Na ausência de tarifas retaliatórias por parte da UE, o bloco poderá tentar compensar o impacto estimulando a procura interna por via da redução dos juros (ver mais abaixo) e de estímulos fiscais a curto prazo. A longo prazo, espera-se que a UE acelere as reformas estruturais para reduzir a dependência dos EUA e feche acordos comerciais com outros países.
Para os Estados Unidos, estas tarifas podem reduzir a oferta de bens no seu mercado interno. Cerca de 10% do consumo americano é de produtos importados, pelo que impor tarifas de 30% a todas as importações poderia elevar a inflação até aos 3%, no caso (pouco provável) de todo o custo ser transferido para o consumidor. Este impacto poderá começar a ser sentido no outono, quando os atuais inventários se esgotarem.
O objetivo das tarifas é igualmente aumentar as receitas fiscais do Governo norte-americano. Ignorando os efeitos negativos, este impulso fiscal pode ser considerável: tarifas de 30% sobre três biliões de dólares em importações podem gerar até 900 mil milhões de dólares em receitas, arrecadadas em grande parte à custa das empresas estrangeiras. Esta receita extra aliviará as preocupações sobre a sustentabilidade da dívida pública americana.
“Acreditamos que estas tarifas poderão afetar tanto a política monetária como os mercados: a Reserva Federal dos EUA (Fed) poderá ser confrontada com um dilema perante a subida da inflação. As pombas da política monetária, que favorecem taxas mais baixas, argumentarão que este aumento será temporário e pode ser ignorado, mas os falcões vão ficar desconfortáveis com uma inflação acima da meta por mais tempo; na UE, o impacto das tarifas pode fazer cair as expetativas de subida das taxas de juro por parte do Banco Central Europeu. Em contrapartida, a previsão de maiores estímulos fiscais poderá fazer subir as taxas a longo prazo; mesmo que as tarifas não se materializem, a incerteza quanto à sua possível implementação poderá afetar negativamente o crescimento europeu e os seus mercados. Este cenário pode testar o bom desempenho recente das bolsas europeias face às americanas. Qualquer instabilidade nos mercados pode retirar impulso ao euro”.
A postura mais recente de Trump sugere que retomou a atitude “combativa” na política comercial que já demonstrou em abril, quando anunciou uma série de tarifas recíprocas contra os seus parceiros comerciais. Esse anúncio, que denominou “Dia da Libertação”, provocou quedas nos mercados antes de Washington optar por adiar a sua aplicação.

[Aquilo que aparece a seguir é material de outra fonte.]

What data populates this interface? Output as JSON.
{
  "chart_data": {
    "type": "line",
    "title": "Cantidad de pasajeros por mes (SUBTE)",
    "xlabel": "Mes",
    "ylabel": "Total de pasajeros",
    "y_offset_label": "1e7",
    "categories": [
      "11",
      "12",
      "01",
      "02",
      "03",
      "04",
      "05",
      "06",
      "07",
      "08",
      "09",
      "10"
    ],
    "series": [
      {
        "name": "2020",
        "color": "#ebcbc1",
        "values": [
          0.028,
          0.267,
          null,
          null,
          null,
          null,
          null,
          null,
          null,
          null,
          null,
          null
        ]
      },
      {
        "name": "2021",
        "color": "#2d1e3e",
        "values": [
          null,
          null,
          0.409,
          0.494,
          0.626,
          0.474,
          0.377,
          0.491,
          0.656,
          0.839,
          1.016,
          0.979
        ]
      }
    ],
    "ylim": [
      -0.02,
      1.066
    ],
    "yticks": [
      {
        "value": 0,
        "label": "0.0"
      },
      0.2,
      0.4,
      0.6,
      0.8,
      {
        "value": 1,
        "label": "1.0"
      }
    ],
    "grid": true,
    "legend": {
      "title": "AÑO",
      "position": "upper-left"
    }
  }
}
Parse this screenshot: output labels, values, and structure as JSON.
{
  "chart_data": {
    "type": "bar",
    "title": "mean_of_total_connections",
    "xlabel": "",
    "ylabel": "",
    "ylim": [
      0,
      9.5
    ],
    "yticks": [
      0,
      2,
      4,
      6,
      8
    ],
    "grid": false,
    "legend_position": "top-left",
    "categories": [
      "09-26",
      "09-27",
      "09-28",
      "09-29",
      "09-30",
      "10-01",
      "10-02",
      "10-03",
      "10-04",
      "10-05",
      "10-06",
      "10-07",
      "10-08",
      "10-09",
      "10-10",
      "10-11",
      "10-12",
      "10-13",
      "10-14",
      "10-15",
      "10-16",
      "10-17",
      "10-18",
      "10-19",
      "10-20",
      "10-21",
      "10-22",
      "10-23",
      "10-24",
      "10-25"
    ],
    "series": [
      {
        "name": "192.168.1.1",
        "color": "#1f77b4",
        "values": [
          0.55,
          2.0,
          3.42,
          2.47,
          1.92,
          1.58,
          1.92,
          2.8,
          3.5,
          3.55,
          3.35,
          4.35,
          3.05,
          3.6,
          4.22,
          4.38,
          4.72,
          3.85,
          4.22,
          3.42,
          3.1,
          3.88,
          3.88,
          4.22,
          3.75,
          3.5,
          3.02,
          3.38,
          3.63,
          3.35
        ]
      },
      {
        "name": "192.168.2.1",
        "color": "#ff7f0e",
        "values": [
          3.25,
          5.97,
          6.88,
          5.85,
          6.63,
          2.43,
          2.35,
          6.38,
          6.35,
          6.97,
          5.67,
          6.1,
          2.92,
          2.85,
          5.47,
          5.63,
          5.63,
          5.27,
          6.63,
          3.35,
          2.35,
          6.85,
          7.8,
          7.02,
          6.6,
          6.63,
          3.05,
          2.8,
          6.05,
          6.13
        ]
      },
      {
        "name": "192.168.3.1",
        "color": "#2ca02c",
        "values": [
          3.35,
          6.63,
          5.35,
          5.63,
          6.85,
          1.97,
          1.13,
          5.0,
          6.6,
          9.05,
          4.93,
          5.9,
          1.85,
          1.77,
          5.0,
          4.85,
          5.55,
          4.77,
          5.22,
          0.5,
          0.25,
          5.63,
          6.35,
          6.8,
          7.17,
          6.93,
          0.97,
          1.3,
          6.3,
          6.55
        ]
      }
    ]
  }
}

Mas tal como em Abril, acreditamos que os mercados poderão enfrentar um período de ajustamento antes que quaisquer tarifas sejam reduzidas, adiadas ou eliminadas.
Embora os investidores mantenham um otimismo cauteloso quanto ao desfecho final, devemo-nos precaver contra o risco de complacência. Com a UE e muitas outras economias na mira de Trump, os investidores podem adotar uma abordagem ágil, que não dependa demasiado de uma única classe de ativos ou região geográfica.